Xinjiang aynı zamanda, tüm eğitim seviyelerini kapsayan eğitim sistemi kurmak, en uzak kesimlere kadar sağlık hizmetlerini götürmek ve bütün etnik grupların eşit fırsatlarda iş aramalarını sağlamak dâhil olmak üzere sakinlerinin refahını iyileştirmek amacıyla çok katmanlı sosyal güvenlik programı uyguladı. Yetkililer ayrıca bütün etnik azınlıkların kültürlerini korumak için önlemler aldı. Xinjiang’daki bütün etnik grupların soyut kültürel miras ögeleri ulusal ve bölgesel listelere dâhil edilirken, 133 önemli kültür mirası sitesine devlet koruması sağlandı.

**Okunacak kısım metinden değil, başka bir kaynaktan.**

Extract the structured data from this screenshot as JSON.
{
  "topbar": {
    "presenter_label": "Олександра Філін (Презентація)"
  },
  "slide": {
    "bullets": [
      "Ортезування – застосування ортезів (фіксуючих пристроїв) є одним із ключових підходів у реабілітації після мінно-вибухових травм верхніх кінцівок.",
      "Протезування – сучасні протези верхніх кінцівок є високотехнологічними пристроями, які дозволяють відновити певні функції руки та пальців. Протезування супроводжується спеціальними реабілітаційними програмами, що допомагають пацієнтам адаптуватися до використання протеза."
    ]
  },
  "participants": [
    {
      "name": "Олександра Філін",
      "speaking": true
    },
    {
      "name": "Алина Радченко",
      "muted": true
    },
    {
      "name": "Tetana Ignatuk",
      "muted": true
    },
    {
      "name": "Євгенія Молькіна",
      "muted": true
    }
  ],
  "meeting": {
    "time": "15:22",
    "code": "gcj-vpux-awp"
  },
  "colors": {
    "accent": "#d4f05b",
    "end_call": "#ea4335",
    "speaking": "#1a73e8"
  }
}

Bundan başka dini özgürlükler bütün bölgede koruma altındadır. Örneğin, her 530 Müslümana bir cami olmak üzere Xinjiang’da 24 bin 400 cami vardır. Aslında Xinjiang’da, ABD, Birleşik Krallık, Almanya ve Fransa’da bulunan camilerin toplamının iki katından daha fazla cami vardır. Eşit biçimde bölgenin emniyeti ve güvenliği de önemlidir. İnsanların yaşamları ve mülkleri layıkıyla korunmaktadır, Xinjiang’daki bütün etnik gruplara kendilerinin ve çocuklarının daha iyi yaşamasını barışçıl biçimde sürdürmelerine izin verilmektedir.
BATI’NIN BAŞARISIZ ARAYIŞI
Xinjiang bölgesel hükümetinin sistemi ve farklı etnik gruplar arasındaki barışçıl ilişkileri son yıllarda hızlı ekonomik başarıya olanak sağlamıştır. Çin’in etnik barışı ilerletme politikaları eşitliği ve dini özgürlüğü garanti etmeyi kapsıyor ve dinci aşırılığa karşı sert bir tutum takınıyor. Batı’nın soykırım suçlamaları bölgenin ekonomik kalkınmasıyla ters düşmektedir. Bu suçlamalar Çin’in dikkatini Xinjiang’ın gelişmesinden başka yöne çökmek ve terörizmle mücadele politikasını gevşetmek için bir taktik olabilir. Eski bir atasözü, ayakkabıların uygun olup olmadığını öğrenmek için giyen kişiye sorun der. Xinjiang sakinleri, bölgedeki insan hakları durumu konusunda diğer herkesten çok daha fazla bilgilidir. Xinjiang’da kırsal kesimde büyüyen ve şimdi Xinjiang Normal Üniversitesinde Doçent olan Nurzahat Habibul, “Başarılarım, hükümetin yıllardır sağladığı öğrenme fırsatlarından, bilimsel araştırma platformlarından ve politika desteğinden ayrılamaz.” dedi.
Son yıllarda Xinjiang’ı 100’den fazla ülke ve kuruluştan 2 binden fazla hükümet yetkilisi, dini personel ve gazeteci ziyaret etti ve Xinjiang’da barışçıl ve uyum ortamının nasıl istikrarlı şekilde geliştiğini kendileri gördüler. Çin’deki Meksika Ticaret Odası Başkan Yardımcısı Victor Cadena, Xinjiang’ın, “bir refah bölgesi, insanların haklarına ve hukukun üstünlüğüne sahip olduğu bir yer olduğunu” söyledi. Batı’nın bütün düzmece iddiaları bu tür reddedilemez gerçekler tarafından çürütülüyor. Yıllardır Batı medyasında Xinjiang’da insan hakları ihlalleri iddiaları yer alıyor, ancak bunların hiçbiri gerçekler tarafından doğrulanmadı. Batı medyası Çin’e karşı düzmece suçlamalar yönelttiğini kabul etmek yerine, insanlara Çin’in kasten gerçekleri gizlediğini ve uyum görüntüsü verdiği inancını aşılamaya çalıştı.
Batı’nın Xinjiang’da soykırım, zorla çalıştırma ve toplama kampları ile diğer insan hakları ihlallerine kanıt bulma yönündeki başarısız arayışı, Irak’ta kitle imha silahları araştırmasını akla getiriyor.
Batı gerçekten gerçeği mi araştırıyor? Yoksa daha çok onu icat etmekle mi uğraşıyor?